PADANG, Jurnalterkini.id – Kabar gembira datang bagi seluruh pemilik kendaraan bermotor di Sumatera Barat yang selama ini memiliki tunggakan pajak. Pemerintah Provinsi Sumatera Barat (Pemprov Sumbar) resmi memberlakukan kembali program pemutihan pajak kendaraan bermotor guna meringankan beban masyarakat sekaligus mendorong peningkatan kepatuhan pembayaran pajak di masa mendatang.
Melalui kebijakan ini, masyarakat diberikan keringanan berupa penghapusan 50 persen tunggakan pokok pajak kendaraan, serta pembebasan keseluruhan denda dan bunga yang telah menumpuk. Selain itu, khusus bagi kendaraan bermotor hasil mutasi dari luar provinsi ke wilayah Sumatera Barat, diberikan diskon sebesar 50 persen untuk pokok pajak tahun pertama.

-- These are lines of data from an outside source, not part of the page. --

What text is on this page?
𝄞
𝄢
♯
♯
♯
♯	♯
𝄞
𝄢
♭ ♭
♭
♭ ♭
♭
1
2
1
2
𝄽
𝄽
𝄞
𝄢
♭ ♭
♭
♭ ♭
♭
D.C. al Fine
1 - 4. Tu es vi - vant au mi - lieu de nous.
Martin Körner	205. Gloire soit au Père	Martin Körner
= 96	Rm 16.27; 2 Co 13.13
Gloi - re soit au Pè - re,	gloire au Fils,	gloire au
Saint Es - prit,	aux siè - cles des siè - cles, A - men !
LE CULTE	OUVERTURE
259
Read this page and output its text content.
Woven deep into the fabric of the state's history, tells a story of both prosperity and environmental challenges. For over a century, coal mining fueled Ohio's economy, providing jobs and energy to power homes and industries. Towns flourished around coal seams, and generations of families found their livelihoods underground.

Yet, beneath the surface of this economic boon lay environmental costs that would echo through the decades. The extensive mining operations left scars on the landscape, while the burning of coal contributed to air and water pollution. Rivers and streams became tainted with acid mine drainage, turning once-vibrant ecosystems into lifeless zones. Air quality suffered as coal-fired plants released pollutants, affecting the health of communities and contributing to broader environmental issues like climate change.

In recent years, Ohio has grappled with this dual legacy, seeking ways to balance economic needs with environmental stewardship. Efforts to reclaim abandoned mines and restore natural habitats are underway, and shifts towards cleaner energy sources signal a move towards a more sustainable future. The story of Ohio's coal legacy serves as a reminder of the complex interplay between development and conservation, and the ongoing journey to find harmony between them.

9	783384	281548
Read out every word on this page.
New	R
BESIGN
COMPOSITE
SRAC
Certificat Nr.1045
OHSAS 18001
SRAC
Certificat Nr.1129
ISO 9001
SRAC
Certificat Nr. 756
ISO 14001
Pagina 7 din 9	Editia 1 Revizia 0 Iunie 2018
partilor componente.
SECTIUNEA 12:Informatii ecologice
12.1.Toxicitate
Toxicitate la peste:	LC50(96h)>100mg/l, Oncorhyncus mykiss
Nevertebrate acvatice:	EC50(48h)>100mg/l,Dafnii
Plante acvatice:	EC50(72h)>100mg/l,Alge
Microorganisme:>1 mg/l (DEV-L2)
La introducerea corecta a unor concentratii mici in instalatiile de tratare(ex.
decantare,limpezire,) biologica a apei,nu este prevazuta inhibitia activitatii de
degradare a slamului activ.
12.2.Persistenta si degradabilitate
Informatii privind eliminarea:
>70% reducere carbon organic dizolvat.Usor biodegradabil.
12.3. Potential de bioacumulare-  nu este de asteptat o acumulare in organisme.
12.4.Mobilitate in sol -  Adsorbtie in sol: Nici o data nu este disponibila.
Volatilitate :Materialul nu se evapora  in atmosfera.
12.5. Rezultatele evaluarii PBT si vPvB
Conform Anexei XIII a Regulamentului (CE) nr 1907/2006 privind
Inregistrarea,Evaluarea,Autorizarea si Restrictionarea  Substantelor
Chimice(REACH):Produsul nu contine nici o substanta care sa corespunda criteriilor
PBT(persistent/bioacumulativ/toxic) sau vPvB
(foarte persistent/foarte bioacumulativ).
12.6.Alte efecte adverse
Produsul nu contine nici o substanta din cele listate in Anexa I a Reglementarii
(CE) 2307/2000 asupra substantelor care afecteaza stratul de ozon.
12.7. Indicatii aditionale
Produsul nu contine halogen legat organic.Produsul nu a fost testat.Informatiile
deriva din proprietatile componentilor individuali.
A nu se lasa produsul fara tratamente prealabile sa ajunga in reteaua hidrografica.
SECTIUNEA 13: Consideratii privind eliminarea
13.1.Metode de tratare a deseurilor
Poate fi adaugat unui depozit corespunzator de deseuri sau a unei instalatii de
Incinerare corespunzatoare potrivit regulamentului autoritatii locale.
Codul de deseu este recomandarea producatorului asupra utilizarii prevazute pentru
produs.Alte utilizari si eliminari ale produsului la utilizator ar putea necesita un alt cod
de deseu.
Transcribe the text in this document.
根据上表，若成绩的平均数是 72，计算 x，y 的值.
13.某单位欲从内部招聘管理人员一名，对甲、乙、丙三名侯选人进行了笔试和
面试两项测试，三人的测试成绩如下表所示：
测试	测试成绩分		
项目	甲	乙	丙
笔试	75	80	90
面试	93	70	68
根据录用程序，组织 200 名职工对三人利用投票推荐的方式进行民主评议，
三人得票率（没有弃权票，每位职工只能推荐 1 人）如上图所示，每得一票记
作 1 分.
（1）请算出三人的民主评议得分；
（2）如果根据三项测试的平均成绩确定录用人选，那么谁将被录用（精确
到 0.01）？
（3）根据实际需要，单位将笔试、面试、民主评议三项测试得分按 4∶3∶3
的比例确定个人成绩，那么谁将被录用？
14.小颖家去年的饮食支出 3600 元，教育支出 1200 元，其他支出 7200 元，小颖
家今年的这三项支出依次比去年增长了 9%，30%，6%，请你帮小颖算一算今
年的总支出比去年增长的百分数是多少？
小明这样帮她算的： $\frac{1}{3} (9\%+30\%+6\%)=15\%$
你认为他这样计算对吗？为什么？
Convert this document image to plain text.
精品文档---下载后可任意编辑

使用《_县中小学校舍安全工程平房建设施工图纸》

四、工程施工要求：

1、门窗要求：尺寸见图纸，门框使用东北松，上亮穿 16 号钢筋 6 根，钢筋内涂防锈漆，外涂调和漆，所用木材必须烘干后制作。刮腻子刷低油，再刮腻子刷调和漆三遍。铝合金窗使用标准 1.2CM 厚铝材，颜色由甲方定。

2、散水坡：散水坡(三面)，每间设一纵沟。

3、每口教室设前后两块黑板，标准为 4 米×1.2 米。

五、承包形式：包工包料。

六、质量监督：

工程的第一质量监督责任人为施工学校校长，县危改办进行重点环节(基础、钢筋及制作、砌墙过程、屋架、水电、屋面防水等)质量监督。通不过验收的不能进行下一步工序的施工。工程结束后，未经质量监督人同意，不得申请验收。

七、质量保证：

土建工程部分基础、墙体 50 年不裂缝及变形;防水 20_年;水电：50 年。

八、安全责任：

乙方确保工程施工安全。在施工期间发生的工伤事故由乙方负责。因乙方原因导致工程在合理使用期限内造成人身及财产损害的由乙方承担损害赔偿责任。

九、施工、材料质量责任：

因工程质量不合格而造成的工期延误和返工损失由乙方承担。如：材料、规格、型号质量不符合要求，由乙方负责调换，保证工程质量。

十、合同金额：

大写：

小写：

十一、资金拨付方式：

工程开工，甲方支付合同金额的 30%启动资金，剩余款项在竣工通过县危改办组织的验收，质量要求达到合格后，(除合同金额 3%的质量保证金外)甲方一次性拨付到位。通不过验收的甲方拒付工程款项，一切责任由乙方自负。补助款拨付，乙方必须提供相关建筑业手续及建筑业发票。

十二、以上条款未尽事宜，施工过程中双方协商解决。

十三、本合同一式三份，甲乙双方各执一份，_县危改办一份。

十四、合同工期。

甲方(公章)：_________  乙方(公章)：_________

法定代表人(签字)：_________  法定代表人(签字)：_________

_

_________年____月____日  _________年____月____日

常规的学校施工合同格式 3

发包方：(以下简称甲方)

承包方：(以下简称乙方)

Kepala Badan Pendapatan Daerah (Bapenda) Provinsi Sumatera Barat, Al Amin, menjelaskan kebijakan ini merupakan langkah konkret untuk merespons tingginya permintaan masyarakat agar program pemutihan pajak kembali diadakan. Meski demikian, ia menegaskan kesempatan ini diberikan satu kali saja dan tidak akan diulang lagi di masa yang akan datang.
“Kita apresiasi permintaan masyarakat dengan kembali melaksanakan pemutihan pajak kendaraan bermotor, namun ini hanya berlaku sekali. Ke depan, tidak akan ada lagi program pemutihan seperti ini,” ujar Al Amin pada Senin (3/8/2026).
Kebijakan yang telah mendapatkan persetujuan resmi dari Gubernur Sumatera Barat ini berlaku efektif mulai hari ini hingga 31 Desember 2026 mendatang.
Selain memberikan keringanan tunggakan, Pemprov Sumbar juga akan menerapkan skema penghargaan dan sanksi atau reward and punishment. Wajib pajak yang menunjukkan kepatuhan membayar pajak kendaraan setelah masa pemutihan berakhir akan mendapatkan berbagai kemudahan pelayanan.
Sebaliknya, bagi yang kembali menunggak pembayaran pajak akan dikenakan sanksi yang lebih tegas sesuai peraturan yang berlaku.
“Sekarang ini kita maafkan, pemutihan pajak ini memberi kesempatan bagi wajib pajak untuk memulai dari awal. Tahun-tahun sebelumnya diringankan, yang penting ke depan masyarakat dapat lebih disiplin dan kebijakan ini membawa manfaat nyata bagi daerah,” ujar Al Amin.
Diharapkan kebijakan ini tidak hanya meringankan beban masyarakat, tetapi juga dapat mengoptimalkan potensi penerimaan daerah dari sektor pajak kendaraan bermotor. Menjelang peringatan Hari Ulang Tahun Sumatera Barat, Bapenda juga merencanakan kegiatan Gebyar Pajak untuk memudahkan pelayanan sekaligus memeriahkan momen peringatan hari jadi daerah.
Al Amin mengimbau kepada masyarakat untuk memanfaatkan kesempatan ini dengan sebaik-baiknya, mengingat program pemutihan ini tidak akan diberikan kembali dalam waktu dekat. (Dion).